Se levantó como una flecha para salir de su cuarto; nada más abrir la puerta tropezó con la señora Devin, el ama de llaves. Una mujer entrada en edad, de complexión fuerte, como buena escocesa. Su pelo lacio canoso adornaba un rostro cuadrado sin apenas arrugas, de ojos marrones, muy atentos a todo lo que sucedía a su alrededor; eso sí, unos simpáticos coloretes sonrosaban sus mejillas.

—¡Ay, señora Devin, qué susto! —Iona no se atrevía a soltar el pomo de la puerta.

—Lo mismo digo, muchacha. —Resopló la mujer para recomponerse—. Estas prisas tuyas no son buenas.

—Lo lamento. ¿Dónde está padre?

—En el saloncito pequeño, leyendo la prensa vespertina.

—Muy bien, gracias.

—En un cuarto de hora, la cena estará servida —le avisó la mujer con su amabilidad casi maternal.

—Vale. —Iona cruzó el pasillo y bajó las escaleras a la carrera—. ¡Padre!

—Aquí —le respondió con premura. Al entrar los ojos turquesa del doctor Craig la escrutaron divertidos desde el sofá—. ¿Qué sucede? Ni que huyeras del mismísimo asesino que está asolando las calles de la ciudad.

—¡Ay, padre, qué malasombra! —Chasqueó la lengua molesta—. No, no es por eso, es una noticia más agradable.

—¿Cuál? —Dobló el periódico entre las manos para prestarle toda la atención.

—Me ha escrito Adelaide, me invita a una fiesta que va a dar en Hertford, ¿puedo ir? —Estaba tan nerviosa que estrujó la tela de la falda del vestido entre las manos—. ¿Puedo?

El doctor Craig tenía la manía de mantener un largo silencio cuando debía darle una respuesta a su hija, hecho que a ella le importunaba.

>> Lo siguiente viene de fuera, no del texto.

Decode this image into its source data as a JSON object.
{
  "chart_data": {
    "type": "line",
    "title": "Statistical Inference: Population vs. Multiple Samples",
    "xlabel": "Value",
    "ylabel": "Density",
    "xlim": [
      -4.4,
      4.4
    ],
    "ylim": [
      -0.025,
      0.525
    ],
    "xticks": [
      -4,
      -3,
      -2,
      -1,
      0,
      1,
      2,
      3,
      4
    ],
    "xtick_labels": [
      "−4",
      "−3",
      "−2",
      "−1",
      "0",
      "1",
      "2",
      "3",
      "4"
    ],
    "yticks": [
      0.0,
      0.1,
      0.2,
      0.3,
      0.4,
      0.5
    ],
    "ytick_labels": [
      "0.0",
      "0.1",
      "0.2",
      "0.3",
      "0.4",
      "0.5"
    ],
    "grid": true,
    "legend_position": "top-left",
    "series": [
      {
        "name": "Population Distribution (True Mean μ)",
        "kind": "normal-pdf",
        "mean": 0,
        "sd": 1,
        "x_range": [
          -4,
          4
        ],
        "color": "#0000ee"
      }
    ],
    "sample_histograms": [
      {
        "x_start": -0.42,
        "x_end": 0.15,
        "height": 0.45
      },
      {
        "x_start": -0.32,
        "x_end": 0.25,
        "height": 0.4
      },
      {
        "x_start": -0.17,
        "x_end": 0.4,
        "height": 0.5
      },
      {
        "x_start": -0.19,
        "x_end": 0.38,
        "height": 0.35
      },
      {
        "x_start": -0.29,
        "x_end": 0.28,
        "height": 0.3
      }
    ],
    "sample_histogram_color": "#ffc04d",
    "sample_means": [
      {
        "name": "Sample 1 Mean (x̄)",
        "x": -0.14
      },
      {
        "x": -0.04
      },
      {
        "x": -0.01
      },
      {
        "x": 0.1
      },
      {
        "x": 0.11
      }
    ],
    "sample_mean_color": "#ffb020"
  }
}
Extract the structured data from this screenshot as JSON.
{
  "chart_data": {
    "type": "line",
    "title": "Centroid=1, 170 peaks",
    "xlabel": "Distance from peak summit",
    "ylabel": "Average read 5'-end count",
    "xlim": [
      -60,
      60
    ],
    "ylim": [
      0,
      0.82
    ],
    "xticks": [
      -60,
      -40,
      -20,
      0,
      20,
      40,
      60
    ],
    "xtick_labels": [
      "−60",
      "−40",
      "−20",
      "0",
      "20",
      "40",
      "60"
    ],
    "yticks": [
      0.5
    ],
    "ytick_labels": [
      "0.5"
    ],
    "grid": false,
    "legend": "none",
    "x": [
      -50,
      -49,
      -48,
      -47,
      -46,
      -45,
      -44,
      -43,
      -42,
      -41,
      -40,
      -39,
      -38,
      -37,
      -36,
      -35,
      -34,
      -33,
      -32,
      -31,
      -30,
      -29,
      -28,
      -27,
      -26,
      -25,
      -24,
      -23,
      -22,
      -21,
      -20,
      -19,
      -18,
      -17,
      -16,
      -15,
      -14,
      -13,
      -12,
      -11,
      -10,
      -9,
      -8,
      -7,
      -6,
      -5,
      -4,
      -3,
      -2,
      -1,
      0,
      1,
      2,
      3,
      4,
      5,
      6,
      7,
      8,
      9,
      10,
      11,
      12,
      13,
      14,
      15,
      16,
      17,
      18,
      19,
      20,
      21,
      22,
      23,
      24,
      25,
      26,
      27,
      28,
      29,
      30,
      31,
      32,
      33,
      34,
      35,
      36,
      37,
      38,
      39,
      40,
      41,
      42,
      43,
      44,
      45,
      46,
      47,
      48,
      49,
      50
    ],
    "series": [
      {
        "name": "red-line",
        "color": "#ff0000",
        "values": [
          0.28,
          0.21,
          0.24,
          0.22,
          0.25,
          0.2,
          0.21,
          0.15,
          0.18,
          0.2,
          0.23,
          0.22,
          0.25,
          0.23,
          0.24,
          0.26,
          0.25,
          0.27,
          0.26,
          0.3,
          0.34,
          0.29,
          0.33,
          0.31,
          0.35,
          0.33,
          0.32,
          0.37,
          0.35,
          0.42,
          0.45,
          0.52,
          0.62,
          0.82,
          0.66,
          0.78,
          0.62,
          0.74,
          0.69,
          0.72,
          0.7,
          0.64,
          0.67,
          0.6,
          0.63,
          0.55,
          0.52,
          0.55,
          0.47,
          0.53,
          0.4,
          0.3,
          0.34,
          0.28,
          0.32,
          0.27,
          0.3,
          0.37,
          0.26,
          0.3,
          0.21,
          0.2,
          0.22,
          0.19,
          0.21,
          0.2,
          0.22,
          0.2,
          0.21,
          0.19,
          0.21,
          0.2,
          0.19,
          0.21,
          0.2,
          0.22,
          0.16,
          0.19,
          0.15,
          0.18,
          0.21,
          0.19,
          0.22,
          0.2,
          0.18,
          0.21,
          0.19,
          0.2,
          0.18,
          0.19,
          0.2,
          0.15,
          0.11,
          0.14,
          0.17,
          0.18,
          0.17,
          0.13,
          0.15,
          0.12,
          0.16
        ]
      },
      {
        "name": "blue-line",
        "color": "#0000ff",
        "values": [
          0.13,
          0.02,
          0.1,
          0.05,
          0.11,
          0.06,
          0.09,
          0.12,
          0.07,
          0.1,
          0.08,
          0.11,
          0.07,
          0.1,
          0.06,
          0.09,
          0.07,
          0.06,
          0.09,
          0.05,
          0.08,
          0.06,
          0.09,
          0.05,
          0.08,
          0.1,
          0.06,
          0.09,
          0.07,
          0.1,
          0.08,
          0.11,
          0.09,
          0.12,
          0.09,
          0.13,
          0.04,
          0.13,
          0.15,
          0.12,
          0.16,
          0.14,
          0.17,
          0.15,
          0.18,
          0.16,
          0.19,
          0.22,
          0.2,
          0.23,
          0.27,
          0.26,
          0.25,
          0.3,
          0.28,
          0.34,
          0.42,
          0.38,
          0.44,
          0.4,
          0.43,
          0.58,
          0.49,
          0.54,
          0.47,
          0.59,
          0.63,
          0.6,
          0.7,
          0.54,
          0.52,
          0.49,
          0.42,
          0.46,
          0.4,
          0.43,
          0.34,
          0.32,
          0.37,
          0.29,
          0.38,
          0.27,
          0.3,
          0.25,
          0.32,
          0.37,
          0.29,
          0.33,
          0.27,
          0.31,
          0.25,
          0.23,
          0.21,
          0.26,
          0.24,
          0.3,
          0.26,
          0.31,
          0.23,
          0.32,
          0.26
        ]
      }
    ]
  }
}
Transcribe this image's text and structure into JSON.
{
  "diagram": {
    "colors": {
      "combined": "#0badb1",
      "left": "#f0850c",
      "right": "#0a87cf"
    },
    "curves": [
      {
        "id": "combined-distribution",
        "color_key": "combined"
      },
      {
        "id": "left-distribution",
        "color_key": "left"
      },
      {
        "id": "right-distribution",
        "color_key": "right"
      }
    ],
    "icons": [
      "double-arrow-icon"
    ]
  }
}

—¿Has revisado cómo tienes las citas de la consulta? —Ahí estaba la parte profesional de su progenitor.

—Lo haré, no se inquiete.

—¿Cuándo debes partir?

—Dentro de una semana. —Iona calculó para llegar con unos días de adelanto. Su amiga siempre le hacía lo mismo: le enviaba las invitaciones con poco tiempo de antelación.

—Muy bien. Irás...

—¡Gracias, padre, es el mejor! —Se enroscó a su cuello.

—Me asfixias, Iona —se quejó riéndose.

—¡Uy, perdón! —Lo soltó al separarse.